Fatima lives in the city of Noor, where the music of myriad languages fills the air, and people of all faiths weave their lives together. However, the city bears scars of its recent past, when the chaotic tribe of Shayateen djinn slaughtered its entire population -- except for Fatima and two other humans. Now ruled by a new maharajah, Noor is protected from the Shayateen by the Ifrit, djinn of order and reason. But when one of the most potent of the Ifrit dies, Fatima is changed in ways she cannot fathom, ways that scare even those who love her.

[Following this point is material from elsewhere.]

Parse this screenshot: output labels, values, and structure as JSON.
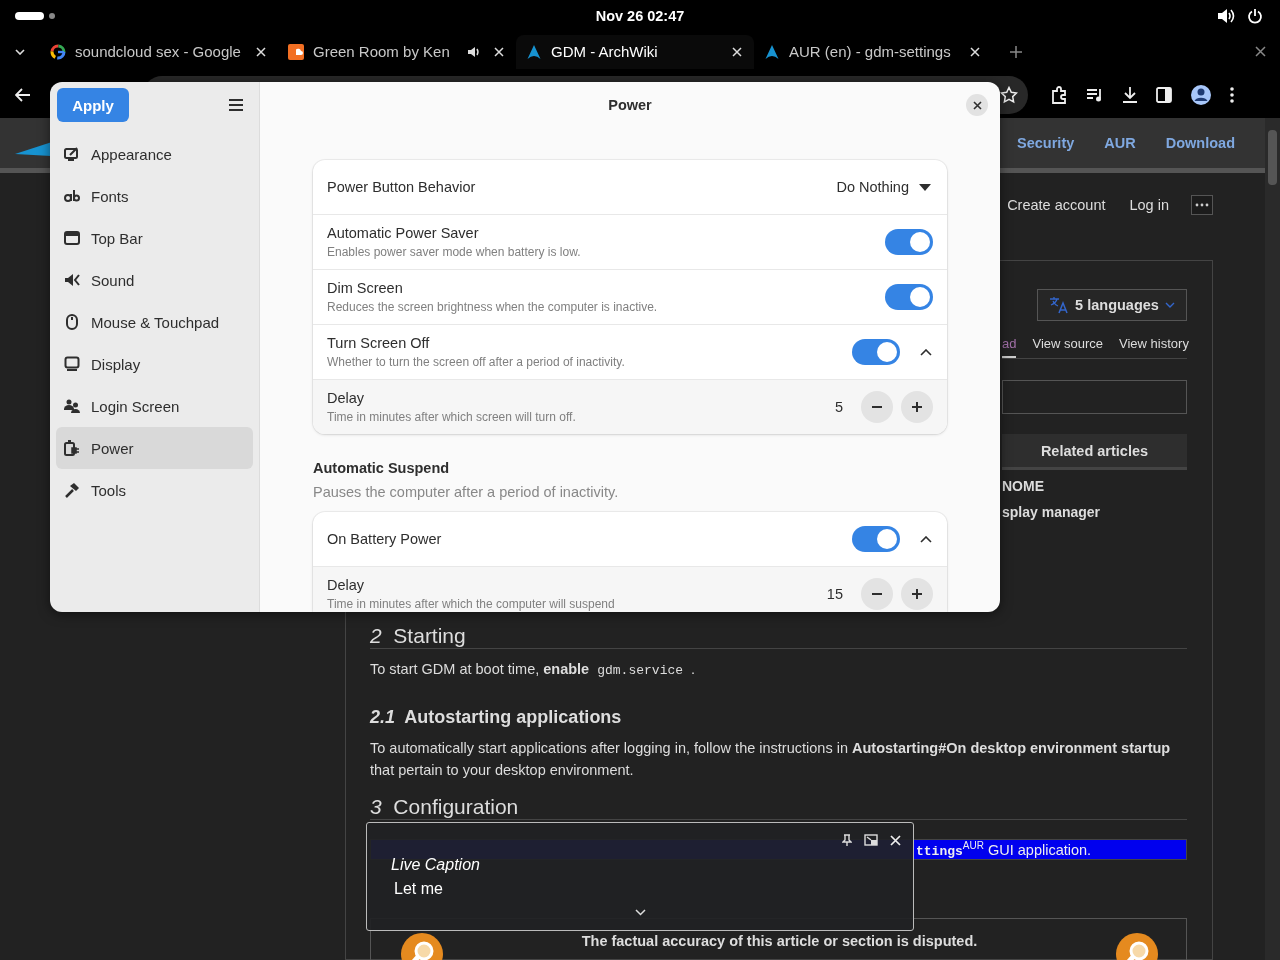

A fantastical silk road city comes to life in Nafiza Azad's richly detailed debut novel ... The plot of The Candle and the Flame revolves around a few key questions...All of these issues are present from pretty much the start of the book, and it feels like we circle around them again and again...I don't mean to imply that the book is dull, as there's always a lot going on, but it does sometimes feel a bit lacking in forward momentum ... I'd say it's well worth riding out the eddies, because, as with many debut fantasy novels, it's clear how much thought and care went into the creation of Noor and its mythology ... the writing itself has a flow and nuance that's quite different from a standard young adult fantasy voice. In a year with a glut of books coming out with fire and flames in their titles, this attention to detail and dedication to language set The Candle and the Flame apart.
Azad’s splendid debut is an ode to cultural harmony that features exciting magic, an emotionally complex cast, and a touching romance. While the plot lags at times, readers will find respite in moments of humor and the immersive writing. The promising level of craft employed here insists that readers and book buyers keep Azad on their radars.
Based on Islamic mythology and Arabic folklore, debut author Azad’s descriptive storytelling and complex characters give the novel a certain richness and texture missing from solely plot-based narratives; readers can vicariously taste foods from different cultures and partake of the sights, smells, and sounds of the city of Noor where Hindus and Muslims live side by side in peace and harmony. The novel also sensitively deals with the delicate issues of grief and trauma.